The time-varying signals collected during the first bicep curl (normal muscle condition) and the last one (muscle fatigue condition) have different frequencies inside them, just like a musical chord has different frequencies of its constituent notes hidden inside it.  The researchers used a signal processing technique called Time-Frequency Domain (TFD) transformations to extract these changing component frequencies. However, these powerful techniques spit out too many of these component frequencies, all of which might not be equally useful to classify the signal as being normal or not. So, to find out which are the best components, they used a method inspired by biology called the ‘genetic algorithm’ that starts through a set of features, allows the more ‘fit’ solutions to methodically change (‘mutate’) and give birth to fitter offsprings - and this continues till satisfaction.

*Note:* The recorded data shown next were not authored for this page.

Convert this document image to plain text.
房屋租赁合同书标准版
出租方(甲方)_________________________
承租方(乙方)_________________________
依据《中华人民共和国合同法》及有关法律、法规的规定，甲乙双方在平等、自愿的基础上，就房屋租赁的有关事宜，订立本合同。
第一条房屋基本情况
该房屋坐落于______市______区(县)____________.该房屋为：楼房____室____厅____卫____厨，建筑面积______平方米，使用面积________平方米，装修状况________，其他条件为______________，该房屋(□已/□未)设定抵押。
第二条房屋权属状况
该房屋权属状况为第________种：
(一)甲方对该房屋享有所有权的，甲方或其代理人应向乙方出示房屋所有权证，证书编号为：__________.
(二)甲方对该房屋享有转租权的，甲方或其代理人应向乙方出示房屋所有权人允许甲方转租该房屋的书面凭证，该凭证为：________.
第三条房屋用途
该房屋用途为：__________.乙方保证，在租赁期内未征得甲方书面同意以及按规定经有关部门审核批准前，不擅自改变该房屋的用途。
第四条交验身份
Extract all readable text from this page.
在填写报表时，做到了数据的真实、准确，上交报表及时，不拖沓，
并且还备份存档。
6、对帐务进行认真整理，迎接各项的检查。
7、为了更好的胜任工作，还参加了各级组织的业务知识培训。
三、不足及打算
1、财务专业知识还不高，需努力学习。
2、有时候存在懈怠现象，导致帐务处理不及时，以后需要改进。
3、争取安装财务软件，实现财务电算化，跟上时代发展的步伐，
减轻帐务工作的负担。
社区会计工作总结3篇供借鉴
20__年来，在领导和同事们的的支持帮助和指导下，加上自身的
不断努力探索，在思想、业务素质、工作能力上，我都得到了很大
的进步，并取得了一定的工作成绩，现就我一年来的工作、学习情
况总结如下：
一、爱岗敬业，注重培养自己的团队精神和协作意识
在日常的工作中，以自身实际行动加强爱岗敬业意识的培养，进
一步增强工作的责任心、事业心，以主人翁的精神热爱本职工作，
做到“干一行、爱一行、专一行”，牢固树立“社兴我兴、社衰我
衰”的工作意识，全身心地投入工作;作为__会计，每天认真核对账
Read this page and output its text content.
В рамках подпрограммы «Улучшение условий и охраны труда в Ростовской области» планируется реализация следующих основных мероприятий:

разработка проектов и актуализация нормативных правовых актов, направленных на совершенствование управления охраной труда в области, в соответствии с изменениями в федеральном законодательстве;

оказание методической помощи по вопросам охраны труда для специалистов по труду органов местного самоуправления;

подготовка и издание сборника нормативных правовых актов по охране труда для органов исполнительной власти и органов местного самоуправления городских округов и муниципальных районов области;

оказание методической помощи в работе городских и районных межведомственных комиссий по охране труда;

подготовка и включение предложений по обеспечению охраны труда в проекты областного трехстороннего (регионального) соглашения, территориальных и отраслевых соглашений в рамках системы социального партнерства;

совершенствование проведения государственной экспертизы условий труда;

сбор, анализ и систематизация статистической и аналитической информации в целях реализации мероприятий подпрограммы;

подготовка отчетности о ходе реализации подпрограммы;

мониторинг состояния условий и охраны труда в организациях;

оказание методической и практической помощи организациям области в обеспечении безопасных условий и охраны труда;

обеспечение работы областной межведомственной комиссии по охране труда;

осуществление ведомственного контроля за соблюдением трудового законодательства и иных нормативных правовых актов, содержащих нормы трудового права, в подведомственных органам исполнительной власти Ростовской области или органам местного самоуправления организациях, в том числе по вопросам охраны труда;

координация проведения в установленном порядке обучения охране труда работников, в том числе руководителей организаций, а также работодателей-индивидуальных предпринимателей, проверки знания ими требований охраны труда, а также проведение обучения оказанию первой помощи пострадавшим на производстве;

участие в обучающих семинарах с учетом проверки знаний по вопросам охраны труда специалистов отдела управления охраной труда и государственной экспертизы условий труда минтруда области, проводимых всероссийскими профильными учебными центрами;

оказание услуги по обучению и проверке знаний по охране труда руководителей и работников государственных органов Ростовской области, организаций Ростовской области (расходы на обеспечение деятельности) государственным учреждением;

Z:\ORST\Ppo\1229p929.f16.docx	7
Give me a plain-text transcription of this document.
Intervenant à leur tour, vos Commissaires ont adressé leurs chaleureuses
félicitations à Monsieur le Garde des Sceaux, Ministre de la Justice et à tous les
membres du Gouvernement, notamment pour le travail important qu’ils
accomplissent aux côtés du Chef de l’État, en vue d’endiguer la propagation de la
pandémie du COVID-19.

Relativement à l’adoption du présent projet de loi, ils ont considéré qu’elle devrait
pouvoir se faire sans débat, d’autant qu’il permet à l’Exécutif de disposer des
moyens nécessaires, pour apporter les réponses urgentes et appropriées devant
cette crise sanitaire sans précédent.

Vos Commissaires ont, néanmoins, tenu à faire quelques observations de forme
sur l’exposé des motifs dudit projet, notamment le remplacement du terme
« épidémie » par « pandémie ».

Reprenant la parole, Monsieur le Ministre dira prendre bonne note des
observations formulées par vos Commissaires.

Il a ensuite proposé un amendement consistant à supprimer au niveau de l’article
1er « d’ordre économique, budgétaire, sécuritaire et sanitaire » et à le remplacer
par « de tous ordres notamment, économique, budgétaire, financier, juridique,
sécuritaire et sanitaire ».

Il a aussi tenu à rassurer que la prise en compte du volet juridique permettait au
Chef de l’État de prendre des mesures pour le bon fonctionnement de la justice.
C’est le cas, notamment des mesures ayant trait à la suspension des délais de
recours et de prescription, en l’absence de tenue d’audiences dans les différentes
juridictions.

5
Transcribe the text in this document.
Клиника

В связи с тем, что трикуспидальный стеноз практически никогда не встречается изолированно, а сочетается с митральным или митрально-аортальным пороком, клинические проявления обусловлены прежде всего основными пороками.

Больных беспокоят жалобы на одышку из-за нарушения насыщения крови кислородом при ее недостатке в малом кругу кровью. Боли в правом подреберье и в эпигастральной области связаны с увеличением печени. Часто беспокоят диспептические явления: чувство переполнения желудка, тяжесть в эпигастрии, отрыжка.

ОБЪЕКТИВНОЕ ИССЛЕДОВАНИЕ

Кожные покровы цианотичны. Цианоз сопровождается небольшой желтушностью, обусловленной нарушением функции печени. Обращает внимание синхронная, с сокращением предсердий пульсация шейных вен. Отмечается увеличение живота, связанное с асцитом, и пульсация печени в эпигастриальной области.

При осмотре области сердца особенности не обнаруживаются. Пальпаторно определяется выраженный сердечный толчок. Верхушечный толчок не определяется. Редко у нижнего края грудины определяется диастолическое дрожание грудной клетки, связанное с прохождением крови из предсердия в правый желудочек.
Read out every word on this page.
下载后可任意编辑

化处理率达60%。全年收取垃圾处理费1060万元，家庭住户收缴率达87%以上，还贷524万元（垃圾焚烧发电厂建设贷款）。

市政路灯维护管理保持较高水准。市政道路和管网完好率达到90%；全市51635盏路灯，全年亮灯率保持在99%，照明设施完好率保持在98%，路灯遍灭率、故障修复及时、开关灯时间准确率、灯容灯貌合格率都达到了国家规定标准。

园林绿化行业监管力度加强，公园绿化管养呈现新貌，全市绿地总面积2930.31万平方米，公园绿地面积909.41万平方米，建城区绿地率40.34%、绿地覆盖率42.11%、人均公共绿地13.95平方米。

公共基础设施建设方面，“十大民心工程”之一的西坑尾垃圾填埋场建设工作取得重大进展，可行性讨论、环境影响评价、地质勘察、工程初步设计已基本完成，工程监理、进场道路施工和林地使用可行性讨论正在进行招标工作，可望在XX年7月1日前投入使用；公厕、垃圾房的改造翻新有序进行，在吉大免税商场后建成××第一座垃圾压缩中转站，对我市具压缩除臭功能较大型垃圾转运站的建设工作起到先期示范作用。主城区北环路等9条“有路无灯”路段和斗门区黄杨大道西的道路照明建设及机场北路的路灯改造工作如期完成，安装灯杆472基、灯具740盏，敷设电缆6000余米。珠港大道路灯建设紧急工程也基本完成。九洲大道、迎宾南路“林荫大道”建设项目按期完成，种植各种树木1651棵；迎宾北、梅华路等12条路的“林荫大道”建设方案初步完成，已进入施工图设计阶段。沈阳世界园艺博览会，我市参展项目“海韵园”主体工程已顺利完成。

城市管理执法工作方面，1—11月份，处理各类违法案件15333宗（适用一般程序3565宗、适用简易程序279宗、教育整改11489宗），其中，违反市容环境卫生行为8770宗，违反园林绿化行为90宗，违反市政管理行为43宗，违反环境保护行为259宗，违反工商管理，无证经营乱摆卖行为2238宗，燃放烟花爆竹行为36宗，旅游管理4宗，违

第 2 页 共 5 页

The researchers then used other techniques that can guess, from these selected features, whether we have a normal or fatigued condition. The most accurate among the methods tried out was the Support Vector Machine (SVM), which imagines the transformed signals from each bicep curl to be like a point in some space and draws an imaginary boundary which can best classify the points while keeping maximum distance from either type of point. Using SVM with four selected features gave a high (91%) accuracy in detecting muscle fatigue. Besides, the researchers claim that these accurate and fast techniques can also be used in the much simpler-to-analyse isometric conditions too.

With the techniques mentioned above, one can imagine easier detection of fatigue at a personal level, which can not only serve as a measure of improved human performance, but can also help in preventing slip-induced falls and injuries in occupational settings, sports settings, or rehabilitation programs.